Councilman Long commented on the possibility of the City subsidizing a house loan or an equity sharing agreement.

City Attorney Lynch advised that staff needs to establish with the former property owner whether they wish to exercise their right to first refusal and, if so, if they wish to do it now or when an offer comes in.

Mayor pro tem Clark stated that the Council’s points had been well taken; pointed out that this community is getting less affordable for workers in the public sector; questioned whether this City is desirous of having its city manager live in the community; and stated that the City could consider some type of housing assistance if that were to become an issue. Mayor pro tem Clark stated that while he agrees with what is transpiring, he pointed out that a year and a half ago, this same issue came up wherein he was successful in convincing the majority of Council to hold on to this property; and that had they not held on to this property, the 6-figure net potential income from this transaction would not have occurred.
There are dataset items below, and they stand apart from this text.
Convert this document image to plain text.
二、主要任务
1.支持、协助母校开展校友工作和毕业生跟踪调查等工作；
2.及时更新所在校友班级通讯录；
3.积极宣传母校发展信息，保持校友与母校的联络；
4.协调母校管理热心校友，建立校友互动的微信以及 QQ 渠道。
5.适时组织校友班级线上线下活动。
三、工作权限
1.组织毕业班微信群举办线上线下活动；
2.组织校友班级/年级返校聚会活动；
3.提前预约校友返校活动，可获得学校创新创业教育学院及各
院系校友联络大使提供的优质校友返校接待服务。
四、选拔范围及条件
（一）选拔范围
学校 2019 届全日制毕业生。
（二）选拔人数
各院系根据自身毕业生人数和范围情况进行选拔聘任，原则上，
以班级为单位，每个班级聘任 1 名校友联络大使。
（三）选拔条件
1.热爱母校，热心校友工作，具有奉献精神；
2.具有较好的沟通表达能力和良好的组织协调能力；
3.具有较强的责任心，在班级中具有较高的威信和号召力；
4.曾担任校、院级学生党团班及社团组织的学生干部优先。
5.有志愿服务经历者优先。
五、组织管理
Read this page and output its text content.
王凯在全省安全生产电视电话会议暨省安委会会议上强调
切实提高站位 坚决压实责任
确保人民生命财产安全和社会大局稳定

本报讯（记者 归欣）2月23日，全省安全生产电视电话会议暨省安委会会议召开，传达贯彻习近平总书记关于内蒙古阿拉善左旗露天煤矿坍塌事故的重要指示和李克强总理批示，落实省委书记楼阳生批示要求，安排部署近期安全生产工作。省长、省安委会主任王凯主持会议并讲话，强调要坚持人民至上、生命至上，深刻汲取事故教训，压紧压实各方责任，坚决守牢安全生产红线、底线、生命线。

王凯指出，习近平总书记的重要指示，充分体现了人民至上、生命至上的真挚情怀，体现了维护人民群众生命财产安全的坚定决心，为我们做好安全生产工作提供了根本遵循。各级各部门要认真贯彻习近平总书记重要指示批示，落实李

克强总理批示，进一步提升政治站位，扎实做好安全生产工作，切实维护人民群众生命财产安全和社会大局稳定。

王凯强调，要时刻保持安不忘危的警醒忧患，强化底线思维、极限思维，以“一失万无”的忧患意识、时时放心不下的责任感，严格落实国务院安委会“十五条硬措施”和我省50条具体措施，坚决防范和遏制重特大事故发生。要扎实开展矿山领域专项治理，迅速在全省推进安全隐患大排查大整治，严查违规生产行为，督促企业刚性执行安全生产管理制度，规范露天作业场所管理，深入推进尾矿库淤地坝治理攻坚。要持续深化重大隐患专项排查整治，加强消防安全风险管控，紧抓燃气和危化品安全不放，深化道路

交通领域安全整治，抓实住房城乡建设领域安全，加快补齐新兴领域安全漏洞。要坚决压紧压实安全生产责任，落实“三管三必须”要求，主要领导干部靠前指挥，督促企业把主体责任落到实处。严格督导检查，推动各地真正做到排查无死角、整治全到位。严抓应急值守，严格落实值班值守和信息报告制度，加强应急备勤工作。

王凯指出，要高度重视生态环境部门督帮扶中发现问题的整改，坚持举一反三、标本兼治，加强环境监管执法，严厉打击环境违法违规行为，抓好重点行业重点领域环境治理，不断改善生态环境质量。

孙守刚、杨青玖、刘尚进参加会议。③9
Councilman Long moved to accept staff recommendation, but to amend it and direct that staff determine if the prior owner plans on exercising the first option to buy now in exchange for 2.5 percent off the listing price. Councilman Stern seconded the motion. There being no objection, Mayor Gardiner so ordered.


City Attorney Lynch stated that with respect to the Cox negotiations, Council gave further direction to the City’s negotiators to try to wrap up the deal with Cox – pointing out that Councilman Long recused himself from the Cox matter; and stated that reports were given on the two litigation matters, but that no action was taken.


At 10:59 P.M., the City Council was adjourned on motion of Councilman Stern.